The purpose of transport from its inception to date is to connect people, goods, services and jobs, and the measure of a transport system’s ability to do so can be rated as its ‘accessibility’. As such, transport systems serve a vital role as the key source of functionality for services that support our livelihoods, well-being and economic growth. While the link between good accessibility and economic growth is well established (such as cursory GDP growth factor models) the less easily modelled link between good accessibility and social equity is still lacking in our long-term transport and planning models.
Current trends for road infrastructure development focus on achieving ‘hyper mobility’ (UN-Habitat 2013) the attainment of longer highway km and faster speeds. This research project responds to the call for a return to the original purpose and value of transportation, accessibility, as a means to addressing the sustainability challenges of this century.

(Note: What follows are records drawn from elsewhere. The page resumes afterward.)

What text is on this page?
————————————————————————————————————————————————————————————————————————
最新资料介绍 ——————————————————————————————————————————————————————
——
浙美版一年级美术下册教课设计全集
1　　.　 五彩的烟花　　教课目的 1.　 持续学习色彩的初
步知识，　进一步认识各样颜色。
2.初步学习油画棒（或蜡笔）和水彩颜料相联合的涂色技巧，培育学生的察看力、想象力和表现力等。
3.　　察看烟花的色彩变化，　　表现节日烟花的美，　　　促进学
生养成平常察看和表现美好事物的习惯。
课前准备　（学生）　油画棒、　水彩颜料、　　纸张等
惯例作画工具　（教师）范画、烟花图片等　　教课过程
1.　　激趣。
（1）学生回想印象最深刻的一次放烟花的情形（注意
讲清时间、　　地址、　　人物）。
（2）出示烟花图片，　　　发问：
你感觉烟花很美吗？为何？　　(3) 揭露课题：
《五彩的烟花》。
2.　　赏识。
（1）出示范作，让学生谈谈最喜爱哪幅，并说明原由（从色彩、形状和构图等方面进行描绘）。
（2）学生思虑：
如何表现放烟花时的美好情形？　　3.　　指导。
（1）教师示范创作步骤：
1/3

Contrary to its popular usage, sustainable development is more than just a climate change buzzword. It is a philosophy of living and developing that endorses intelligent and holistic design. It is also defined by the ‘Our Common Future’ report as: “development that meets the needs of present generations while not compromising the ability of future generations to also meet their needs”. Unfortunately, negligent and human-centred design has led to many of our current threats to sustainability, ranging from resource depletion to loss of biodiversity.
While sustainable development first focused on the link between the environment and economic system, the World Summit on Sustainable Development (2002), in Johannesburg, South Africa, introduced a third ‘pillar’, that of social equity. Together, the three pillars of sustainability, environmental protection, economic development and social equity, are the essential targets to reach for in planning and conducting any development.